Thursday, July 4, 2019

A range a people visiting the Greenville Town Common weighed in on presidential politics following the televised debates featuring 20 Democrats and heading into the July 4th holiday.

The Daily Reflector interviewed voters in town this week for the Sunday in the Park concert series and a visit to the Field of Honor next door to the amphitheater. Folks were not short on their opinions on President Donald Trump and the recent debates among Democrats seeking to run against Trump in 2020.

“They were very immature,” Fred Bentley of Goldsboro said of the debate participants. “It didn’t seem like it had a lot of substance. I just thought it would be more presidential than it was. They were at each other, making cuts at each other, bringing up the past. We want to go toward the future, not go back in the past. There’s a lot of bickering going on and I just don’t see the point of it,” Bentley said.

Bentley also expressed his disapproval of Trump.

“This man is causing the democracy of our country to fall apart, and if the Republican party doesn’t do anything about it, it could be too late down the road. He loves that dictatorship power and he’s definitely a threat, absolutely. And I don’t understand the Republican party standing behind him because it just shows how stupid they are,” Bentley said.

Bentley said that discerning why rich and powerful individuals want the presidency is not always clear, but one thing is clear about Trump.

“Trump’s in there and he’s power hungry.
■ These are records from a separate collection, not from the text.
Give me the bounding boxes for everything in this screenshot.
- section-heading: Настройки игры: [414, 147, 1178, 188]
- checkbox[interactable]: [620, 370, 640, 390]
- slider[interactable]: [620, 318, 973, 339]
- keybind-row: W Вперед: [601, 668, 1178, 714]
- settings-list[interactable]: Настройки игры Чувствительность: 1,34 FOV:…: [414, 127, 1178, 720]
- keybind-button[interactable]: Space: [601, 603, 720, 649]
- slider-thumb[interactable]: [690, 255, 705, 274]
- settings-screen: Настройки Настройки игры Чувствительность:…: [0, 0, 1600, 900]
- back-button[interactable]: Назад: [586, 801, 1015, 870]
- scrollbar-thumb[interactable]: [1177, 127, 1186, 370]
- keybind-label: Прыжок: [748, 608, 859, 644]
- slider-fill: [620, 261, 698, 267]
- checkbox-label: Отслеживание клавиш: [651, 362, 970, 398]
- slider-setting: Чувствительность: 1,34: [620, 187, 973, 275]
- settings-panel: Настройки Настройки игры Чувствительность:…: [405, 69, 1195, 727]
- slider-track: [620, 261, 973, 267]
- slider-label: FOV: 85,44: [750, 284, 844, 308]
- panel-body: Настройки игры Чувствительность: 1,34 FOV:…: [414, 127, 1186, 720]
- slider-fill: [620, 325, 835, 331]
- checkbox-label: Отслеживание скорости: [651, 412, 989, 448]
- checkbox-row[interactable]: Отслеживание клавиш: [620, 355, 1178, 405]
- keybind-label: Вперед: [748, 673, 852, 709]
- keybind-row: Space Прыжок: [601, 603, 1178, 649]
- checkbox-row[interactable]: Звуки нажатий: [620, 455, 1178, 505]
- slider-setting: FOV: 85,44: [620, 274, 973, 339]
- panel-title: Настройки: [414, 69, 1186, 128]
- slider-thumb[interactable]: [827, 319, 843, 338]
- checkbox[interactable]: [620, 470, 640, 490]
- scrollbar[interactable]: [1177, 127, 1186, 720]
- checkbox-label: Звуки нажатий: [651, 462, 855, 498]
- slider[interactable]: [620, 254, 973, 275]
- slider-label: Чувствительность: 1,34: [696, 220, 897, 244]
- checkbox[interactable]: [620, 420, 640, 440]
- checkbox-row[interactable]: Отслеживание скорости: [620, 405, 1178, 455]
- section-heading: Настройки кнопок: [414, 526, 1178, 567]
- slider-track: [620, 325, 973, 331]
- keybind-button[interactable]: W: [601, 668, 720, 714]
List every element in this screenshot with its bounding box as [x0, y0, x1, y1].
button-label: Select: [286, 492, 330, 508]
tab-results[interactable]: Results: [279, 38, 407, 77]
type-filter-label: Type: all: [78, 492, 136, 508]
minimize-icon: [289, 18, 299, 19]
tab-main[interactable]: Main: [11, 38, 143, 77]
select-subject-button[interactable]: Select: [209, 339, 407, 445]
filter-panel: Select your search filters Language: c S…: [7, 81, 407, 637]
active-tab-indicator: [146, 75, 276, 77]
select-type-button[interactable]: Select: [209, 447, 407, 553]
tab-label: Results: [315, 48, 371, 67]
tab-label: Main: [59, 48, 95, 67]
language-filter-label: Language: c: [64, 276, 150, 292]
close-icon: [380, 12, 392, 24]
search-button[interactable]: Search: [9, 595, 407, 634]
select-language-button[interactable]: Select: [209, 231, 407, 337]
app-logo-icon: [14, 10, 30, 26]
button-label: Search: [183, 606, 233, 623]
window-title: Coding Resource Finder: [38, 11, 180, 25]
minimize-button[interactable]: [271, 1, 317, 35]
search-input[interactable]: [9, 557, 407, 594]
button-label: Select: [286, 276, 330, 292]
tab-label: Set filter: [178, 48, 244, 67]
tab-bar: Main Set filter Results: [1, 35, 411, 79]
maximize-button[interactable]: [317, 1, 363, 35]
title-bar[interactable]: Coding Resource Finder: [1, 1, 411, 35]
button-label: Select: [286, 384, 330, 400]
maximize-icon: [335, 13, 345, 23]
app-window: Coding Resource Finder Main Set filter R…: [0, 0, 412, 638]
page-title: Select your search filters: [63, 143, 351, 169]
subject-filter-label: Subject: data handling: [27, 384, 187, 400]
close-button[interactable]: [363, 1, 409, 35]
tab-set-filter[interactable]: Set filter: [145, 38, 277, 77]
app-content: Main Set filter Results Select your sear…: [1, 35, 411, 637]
He loves power,” Bentley said. “He likes so much power, I don’t think you’re going to get him out.”

Bentley is ready for a change and he hopes a minority or a woman can become America’s next commander in chief.

“It’s time for the old white guys to leave,” Bentley said.

But not everyone was ready for Trump to go.

“I think he’s fantastic,” Becky Purvis of Grimesland said.

Purvis said she did not watch the debates.

“I don’t care for the Democrats and I hope (Trump) is re-elected,” she said.

Ronrico Joyner also did not tune in to the debates because he was working.

He said he isn’t into politics, he said, but like Purvis supports Trump.

“I like Trump. Go Trump,” Joyner said.

Regardless of who becomes the next president, Joyner wants to see a better health care system, lower taxes and a higher minimum wage.

Brandon Peters, a Greenville physician who is undecided, expressed frustration with the debates.

“I’m ready for people to come up with some positive ideas that are going to fix things and find how they’re going to pay for them,” Peters said.

Higher taxes will keep Peters from retirement and force him to continue working, he said.

“I’m paying in the upper range myself and I can’t stand it anymore,” Peters said. I’m looking at retiring and I’m thinking, I’m going to have to keep working”

Peters saw highlights from the debates. He thought former Vice President Joe Biden and California Sen. Kamala Harris took unnecessary jabs at each other and that Harris and other candidates had to consider the context of Biden’s long-ago stances on busing and his work with segregationist senators.

“I thought it was such a misunderstanding of what he said and that it was all political theater,” Peters said.

When asked about health care, Peters said the system needs work, especially when it comes to primary care.

“The current system is very fragmented and the primary care is not organized appropriately,” he said. “If you’re talking universal health care for people, you should probably have universal primary care. That needs to be the first step. There are not enough primary cares out there to come anywhere close to providing the level of care when that happens.”

“I think economically the landscape is much better than when he took office. Some of his changes have helped the business environment,” Peters said. “I think it all starts with the economy, and if you can’t keep our economy going at a reasonable rate, I think everything else falls apart.”

His major criticism of Trump is that Trump is too outspoken.

“He just needs to learn to close his mouth every once in a while.”

For Erin Lombard, who just moved to Greenville, Trump simply isn’t the best choice for president.

“I think he’s kind of a lunatic, to be honest,” Lombard said. “I want someone who can better represent our nation, not just Caucasian upper class. I want someone who reflects more of our nation as a whole and someone with more respect for people in general and better with their words.”

For some voters the number of Democrats running for president makes it difficult to choose who’s best.

“There’s a lot of Democrats,” Andrew Granger of Texas said. “It seems some of them, their presence gets overshadowed by some of the other ones. Their voices seem to overpower everybody else. Seems like everybody else just lets them talk”

Granger, who was in Greenville for a visit, said he does not approve of Trump’s performance.

“He’s not my favorite. He could’ve done things a lot better if he chose to,” Granger said.

Granger said areas he’d like to see addressed are police brutality and foreign policy.

“The issue with policing in America needs to be taken more seriously, and it seems like we spend more money outside the United States with wars and foreign aid and things than we do fixing America. It’s kind of hypocritical to say Make America Great Again when there’s more money going out than staying here and fixing cities.”